M: I get asked about it a lot more [than I get actual criticism for doing it]... Nobody has had anything really bad to say about it, knock on wood. I feel like I give Cleveland a lot of integrity especially with the new series. He's not just the black friend. He's a much fuller, well-rounded character then was ever set on Family Guy.
R: I think there's no reason people would know, but I think this is ok too. We didn't invent Cleveland and then decide who to cast in the roll. Mike created Cleveland in episode 3 of Family Guy Season 1 in the writer's room. He just started doing this voice and then the character kinda grew in large measure out of Mike's performance of that character. So he kinda was Cleveland long before the show existed. So to me that makes it a little different. There's a tradition in animated shows, where you really can have the virtue of what people often aspire to, which is colorblind casting. You can have a grown woman playing Bart Simpson and Bobby Hill, and you have Hank Azaria as Apu. We have Kevin Michael Richardson, who is African American, obviously, and plays Cleveland, Jr., and he also plays Lester, one of the most redneck potentially racist characters on our show.
AB: I love talking bears, I always loved that SNL skit "Bear City," and my last name is Baer. Why do animated bears speak in your show?
M: Well, on Family Guy, when Seth and Rich and I were developing this universe and the new place where they were going to live, we were coming up with these iseas... Could there be ghost living in the house? Could there be something that's not human? And we just lighted up about a family of bears. That just seemed funny to us. And then the idea of them being somewhat foreign -- they're a little bit foreign, not easily placed. Seth just started pitching this voice, and Rich had the idea of Ariana Huffington matching him with her own natural accent. It became funny to us that there would be a family of bears.
R: Seth is always there to be called on, but on a day to day basis he is kind of preoccupied with Family Guy, but writing the pilot with two first rate actors and voice performers is the extra bit that I never experienced.
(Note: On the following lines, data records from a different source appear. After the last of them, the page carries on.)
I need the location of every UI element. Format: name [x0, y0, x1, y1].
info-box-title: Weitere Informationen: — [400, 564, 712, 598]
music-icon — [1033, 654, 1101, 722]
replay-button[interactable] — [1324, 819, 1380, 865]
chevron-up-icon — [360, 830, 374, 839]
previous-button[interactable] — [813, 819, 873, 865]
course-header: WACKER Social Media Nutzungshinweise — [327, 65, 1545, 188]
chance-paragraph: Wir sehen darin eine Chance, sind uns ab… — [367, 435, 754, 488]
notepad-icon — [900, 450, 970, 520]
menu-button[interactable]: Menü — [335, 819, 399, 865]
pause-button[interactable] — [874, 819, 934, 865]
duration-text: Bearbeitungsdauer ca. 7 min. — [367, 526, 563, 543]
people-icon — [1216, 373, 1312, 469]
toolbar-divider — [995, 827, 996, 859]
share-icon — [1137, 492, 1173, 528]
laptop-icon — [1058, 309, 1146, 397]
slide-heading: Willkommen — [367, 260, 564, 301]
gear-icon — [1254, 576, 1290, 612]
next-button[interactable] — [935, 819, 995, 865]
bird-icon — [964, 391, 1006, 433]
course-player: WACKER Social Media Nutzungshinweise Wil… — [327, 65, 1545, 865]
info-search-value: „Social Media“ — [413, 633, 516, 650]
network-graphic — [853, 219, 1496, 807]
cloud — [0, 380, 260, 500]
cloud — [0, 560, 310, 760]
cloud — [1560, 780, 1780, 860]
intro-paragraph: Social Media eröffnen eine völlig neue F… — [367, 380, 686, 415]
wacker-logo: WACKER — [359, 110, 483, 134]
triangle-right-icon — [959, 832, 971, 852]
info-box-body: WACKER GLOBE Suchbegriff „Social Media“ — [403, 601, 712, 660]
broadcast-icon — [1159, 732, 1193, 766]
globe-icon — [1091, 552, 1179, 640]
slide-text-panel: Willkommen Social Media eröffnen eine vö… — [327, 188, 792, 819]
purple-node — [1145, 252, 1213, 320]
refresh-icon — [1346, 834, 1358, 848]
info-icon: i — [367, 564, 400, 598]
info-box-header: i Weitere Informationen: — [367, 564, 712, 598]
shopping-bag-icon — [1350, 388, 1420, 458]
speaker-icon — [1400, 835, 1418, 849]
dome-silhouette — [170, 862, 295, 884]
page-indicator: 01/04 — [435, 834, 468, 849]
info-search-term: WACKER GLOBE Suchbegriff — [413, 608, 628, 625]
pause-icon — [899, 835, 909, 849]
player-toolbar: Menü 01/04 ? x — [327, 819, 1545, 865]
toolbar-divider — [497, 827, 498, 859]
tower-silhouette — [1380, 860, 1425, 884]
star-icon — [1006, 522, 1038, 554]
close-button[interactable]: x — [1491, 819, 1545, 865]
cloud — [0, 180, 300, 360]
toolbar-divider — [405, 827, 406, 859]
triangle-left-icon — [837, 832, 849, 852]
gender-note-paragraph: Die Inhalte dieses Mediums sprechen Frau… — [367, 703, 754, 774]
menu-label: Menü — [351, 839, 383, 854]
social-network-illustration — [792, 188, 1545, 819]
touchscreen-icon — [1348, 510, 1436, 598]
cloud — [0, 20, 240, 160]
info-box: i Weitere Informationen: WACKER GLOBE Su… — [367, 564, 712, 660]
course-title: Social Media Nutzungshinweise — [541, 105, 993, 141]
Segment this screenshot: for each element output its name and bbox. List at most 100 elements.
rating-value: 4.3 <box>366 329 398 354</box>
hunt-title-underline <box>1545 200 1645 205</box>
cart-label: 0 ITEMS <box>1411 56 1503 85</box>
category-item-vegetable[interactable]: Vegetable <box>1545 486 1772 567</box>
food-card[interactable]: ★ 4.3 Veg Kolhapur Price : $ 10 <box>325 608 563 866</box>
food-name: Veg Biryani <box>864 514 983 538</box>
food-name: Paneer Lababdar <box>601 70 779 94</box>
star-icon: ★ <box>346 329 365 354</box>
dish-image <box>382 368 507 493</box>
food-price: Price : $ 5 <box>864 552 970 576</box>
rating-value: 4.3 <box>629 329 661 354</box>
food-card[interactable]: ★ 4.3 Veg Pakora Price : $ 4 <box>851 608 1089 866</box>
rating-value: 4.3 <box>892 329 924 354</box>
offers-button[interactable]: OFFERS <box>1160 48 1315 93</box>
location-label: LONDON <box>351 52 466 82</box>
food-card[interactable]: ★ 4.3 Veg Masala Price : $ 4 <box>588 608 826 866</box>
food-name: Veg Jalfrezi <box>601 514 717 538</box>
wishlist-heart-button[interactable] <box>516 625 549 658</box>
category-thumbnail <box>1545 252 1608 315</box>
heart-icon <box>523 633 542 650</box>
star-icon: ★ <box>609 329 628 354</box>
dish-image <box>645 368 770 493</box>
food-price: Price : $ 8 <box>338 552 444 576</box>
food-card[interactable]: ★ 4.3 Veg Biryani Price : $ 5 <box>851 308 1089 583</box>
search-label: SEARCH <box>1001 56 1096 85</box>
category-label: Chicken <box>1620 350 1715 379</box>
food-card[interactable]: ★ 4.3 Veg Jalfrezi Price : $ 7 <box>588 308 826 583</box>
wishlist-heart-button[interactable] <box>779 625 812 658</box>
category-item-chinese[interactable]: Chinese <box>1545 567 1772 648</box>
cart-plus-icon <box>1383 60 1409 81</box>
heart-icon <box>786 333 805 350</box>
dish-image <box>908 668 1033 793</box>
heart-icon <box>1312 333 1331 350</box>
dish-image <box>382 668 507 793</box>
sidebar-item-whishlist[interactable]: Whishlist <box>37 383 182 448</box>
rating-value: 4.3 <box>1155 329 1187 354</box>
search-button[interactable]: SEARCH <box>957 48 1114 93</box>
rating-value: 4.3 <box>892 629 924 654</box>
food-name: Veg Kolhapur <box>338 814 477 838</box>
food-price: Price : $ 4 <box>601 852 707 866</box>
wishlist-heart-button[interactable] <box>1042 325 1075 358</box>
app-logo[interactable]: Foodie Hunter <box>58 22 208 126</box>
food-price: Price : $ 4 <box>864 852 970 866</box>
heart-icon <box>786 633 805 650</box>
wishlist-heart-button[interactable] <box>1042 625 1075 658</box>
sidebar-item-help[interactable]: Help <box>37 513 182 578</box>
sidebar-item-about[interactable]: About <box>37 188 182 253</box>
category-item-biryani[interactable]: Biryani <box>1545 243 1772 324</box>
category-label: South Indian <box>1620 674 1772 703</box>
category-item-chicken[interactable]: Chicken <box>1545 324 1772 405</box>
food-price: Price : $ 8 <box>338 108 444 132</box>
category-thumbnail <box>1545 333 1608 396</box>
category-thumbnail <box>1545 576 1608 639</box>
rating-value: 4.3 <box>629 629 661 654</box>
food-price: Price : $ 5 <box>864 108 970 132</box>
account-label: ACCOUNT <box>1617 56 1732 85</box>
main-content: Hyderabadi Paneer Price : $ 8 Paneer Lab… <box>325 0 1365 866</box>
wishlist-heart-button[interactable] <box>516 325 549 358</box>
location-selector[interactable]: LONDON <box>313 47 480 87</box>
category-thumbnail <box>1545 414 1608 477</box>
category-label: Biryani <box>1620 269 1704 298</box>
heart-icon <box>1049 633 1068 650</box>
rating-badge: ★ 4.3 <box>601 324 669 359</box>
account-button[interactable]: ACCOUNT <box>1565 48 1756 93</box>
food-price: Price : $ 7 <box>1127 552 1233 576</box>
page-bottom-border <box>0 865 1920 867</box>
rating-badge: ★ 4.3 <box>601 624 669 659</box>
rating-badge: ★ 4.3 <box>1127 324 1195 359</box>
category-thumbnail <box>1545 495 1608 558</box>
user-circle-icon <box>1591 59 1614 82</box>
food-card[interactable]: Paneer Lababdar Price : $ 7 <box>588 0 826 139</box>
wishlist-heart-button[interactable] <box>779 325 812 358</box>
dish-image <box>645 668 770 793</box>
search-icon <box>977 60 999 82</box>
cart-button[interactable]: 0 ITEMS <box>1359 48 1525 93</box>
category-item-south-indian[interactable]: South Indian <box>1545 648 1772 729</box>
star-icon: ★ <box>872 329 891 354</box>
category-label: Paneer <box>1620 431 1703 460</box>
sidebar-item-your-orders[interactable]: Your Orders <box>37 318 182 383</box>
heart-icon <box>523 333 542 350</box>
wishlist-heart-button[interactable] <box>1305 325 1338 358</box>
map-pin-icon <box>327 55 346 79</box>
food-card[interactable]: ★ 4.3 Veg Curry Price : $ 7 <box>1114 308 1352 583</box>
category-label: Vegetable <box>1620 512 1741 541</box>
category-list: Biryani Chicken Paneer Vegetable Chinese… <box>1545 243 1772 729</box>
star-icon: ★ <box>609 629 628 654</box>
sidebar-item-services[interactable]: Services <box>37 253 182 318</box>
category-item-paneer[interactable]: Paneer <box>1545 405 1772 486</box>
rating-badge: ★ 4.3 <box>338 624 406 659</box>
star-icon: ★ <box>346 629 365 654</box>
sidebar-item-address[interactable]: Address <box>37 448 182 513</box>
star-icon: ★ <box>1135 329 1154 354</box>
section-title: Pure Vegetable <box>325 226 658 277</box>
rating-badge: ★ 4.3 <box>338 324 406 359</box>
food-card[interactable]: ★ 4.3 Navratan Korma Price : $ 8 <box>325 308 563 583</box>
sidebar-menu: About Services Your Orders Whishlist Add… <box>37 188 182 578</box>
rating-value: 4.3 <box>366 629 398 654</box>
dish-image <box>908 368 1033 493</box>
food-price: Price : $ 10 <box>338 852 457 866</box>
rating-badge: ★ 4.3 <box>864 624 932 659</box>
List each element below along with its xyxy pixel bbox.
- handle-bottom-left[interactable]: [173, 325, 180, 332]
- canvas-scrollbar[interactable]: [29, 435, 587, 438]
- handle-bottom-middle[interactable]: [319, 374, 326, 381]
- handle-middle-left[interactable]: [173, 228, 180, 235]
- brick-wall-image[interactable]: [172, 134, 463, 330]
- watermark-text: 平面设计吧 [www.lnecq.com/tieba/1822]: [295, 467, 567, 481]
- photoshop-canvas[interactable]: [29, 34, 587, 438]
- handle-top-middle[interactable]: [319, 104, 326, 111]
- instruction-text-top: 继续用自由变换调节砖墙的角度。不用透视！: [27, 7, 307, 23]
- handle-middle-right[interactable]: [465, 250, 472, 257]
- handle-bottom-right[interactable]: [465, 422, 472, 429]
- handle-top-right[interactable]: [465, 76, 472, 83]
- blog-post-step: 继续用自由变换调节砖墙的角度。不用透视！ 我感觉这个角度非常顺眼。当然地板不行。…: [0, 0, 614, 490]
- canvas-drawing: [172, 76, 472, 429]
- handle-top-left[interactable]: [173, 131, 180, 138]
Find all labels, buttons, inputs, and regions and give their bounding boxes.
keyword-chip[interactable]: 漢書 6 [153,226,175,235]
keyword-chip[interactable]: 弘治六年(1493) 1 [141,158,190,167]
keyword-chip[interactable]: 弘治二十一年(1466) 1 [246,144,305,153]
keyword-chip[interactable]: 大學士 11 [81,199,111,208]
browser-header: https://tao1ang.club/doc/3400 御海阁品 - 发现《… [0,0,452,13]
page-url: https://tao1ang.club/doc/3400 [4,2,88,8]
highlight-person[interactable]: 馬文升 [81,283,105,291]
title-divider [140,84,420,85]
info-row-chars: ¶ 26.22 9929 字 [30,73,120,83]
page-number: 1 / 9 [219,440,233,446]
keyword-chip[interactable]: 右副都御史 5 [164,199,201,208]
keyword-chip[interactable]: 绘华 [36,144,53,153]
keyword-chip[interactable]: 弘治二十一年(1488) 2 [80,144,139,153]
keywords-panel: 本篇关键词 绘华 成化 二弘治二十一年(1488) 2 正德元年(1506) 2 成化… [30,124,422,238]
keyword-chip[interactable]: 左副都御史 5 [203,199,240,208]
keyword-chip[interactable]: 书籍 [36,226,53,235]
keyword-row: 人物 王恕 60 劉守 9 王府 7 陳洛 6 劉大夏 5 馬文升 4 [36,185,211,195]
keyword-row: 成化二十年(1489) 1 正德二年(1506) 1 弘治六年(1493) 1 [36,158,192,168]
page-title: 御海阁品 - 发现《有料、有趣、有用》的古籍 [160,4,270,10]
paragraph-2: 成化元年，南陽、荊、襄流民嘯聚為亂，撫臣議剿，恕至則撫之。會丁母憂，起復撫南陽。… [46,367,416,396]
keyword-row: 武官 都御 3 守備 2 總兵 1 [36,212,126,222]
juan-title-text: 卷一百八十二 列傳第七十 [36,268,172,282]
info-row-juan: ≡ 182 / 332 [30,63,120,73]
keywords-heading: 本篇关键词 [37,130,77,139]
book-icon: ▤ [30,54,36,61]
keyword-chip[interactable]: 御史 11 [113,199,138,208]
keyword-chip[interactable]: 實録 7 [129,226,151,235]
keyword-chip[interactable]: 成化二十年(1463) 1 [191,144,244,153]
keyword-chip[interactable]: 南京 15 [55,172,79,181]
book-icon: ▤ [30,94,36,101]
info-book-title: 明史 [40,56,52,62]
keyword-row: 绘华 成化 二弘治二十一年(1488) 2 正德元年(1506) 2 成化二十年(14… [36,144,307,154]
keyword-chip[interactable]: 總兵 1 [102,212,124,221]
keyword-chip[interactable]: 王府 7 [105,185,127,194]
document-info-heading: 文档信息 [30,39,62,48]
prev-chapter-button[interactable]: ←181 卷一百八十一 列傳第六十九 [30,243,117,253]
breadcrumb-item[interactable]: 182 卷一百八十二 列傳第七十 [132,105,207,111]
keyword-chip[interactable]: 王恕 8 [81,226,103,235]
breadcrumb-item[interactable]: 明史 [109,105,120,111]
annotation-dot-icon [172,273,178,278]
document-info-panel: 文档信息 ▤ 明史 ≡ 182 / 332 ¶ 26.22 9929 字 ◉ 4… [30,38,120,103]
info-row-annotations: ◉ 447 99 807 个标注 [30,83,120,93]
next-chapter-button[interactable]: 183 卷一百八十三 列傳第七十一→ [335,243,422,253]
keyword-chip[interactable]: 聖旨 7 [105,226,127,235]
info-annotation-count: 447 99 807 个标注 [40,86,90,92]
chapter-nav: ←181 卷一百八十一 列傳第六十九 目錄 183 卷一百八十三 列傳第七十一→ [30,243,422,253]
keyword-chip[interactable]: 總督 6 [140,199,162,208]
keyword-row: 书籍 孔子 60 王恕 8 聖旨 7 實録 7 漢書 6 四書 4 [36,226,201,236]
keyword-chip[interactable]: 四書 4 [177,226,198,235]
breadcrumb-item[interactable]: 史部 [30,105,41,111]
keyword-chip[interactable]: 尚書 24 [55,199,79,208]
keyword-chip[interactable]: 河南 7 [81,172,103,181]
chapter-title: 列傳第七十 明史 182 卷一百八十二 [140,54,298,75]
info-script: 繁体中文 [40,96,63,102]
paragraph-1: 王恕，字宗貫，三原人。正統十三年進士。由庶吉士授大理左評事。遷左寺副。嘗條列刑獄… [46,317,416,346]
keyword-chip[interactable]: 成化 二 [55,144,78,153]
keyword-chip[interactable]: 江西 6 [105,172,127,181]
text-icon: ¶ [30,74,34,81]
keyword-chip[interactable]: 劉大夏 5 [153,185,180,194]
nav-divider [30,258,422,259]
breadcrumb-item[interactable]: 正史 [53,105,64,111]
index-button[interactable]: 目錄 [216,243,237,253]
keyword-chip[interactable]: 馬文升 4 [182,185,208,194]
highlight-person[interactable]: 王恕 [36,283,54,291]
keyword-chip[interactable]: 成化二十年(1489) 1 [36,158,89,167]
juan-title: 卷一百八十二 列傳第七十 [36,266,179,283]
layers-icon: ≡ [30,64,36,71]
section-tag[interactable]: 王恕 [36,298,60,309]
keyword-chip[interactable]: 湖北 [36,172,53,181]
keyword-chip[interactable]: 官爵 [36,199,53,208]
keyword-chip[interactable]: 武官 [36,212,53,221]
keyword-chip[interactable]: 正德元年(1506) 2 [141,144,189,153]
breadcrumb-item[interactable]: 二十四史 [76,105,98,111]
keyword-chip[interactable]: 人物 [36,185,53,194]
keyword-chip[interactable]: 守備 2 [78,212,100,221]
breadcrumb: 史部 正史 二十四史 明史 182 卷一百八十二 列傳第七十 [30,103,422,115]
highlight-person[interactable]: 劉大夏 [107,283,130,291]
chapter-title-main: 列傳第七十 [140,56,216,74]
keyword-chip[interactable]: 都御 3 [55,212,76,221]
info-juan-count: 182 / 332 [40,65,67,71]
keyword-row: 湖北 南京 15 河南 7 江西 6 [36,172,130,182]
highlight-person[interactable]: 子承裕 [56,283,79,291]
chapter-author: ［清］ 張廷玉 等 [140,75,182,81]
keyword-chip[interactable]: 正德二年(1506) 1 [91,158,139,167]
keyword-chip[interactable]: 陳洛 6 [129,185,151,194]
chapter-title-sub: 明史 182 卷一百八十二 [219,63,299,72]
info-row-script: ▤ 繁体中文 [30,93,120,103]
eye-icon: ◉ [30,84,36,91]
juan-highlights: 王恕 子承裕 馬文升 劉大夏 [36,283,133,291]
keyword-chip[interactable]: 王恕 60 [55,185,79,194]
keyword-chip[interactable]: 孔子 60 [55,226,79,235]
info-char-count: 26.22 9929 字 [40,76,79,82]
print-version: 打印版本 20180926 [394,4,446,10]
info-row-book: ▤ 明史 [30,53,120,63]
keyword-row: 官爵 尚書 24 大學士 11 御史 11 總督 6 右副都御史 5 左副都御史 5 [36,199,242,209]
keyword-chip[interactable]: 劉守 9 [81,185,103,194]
At the Simpsons, for instance, Hank Azaria and Dan Castellaneta are not writers in that room -- and to write this with Seth and Mike, where they start pitching a character in a voice, you get such a better three-dimensional sense of who these character are, even in our two-dimensional world. We got a sense of who that bear character was when we first started to play with that voice. And I'm sure that's what it was like when Mike first did Cleveland; you know, I wasn't there for it. There are other little recurring characters that Mike has just pulled out of his hat for our show. And we kind of feel like it's a little bit like you step up to the plate and you're immediately put on second base because you already know a little bit about who these characters are.
M: It's incredibly satisfying for me because I'm just about to fall about into a weird voice or some idea of a character and just start riffing, just trying to make the people in the room laugh, and as I'm doing it, if it does get a laugh, it gets written down, and I get to go record it.
R: And it's very funny, because I think, most people would probably say Mike plays a little more blue than I do sometimes. And thing with all the puns, in the room Mike will sometimes fall into these characters and get huge laughs, and a lot of times it's so blue that it's not even a close call whether this is going in any script. Sometimes it's just blue enough that I think it's hilarious and we'll put it in the script, and Mike will stop on the docks and say, “Wait, you're actually going to put that in?” Which is great because I'll call his bluff and say, “You know what, we're taking this to table.” And these are always the things that stop the table cold with laughter. It's fun once in a while being the parent that gets to say, “You know what, we are going to say fuck at the table tomorrow.”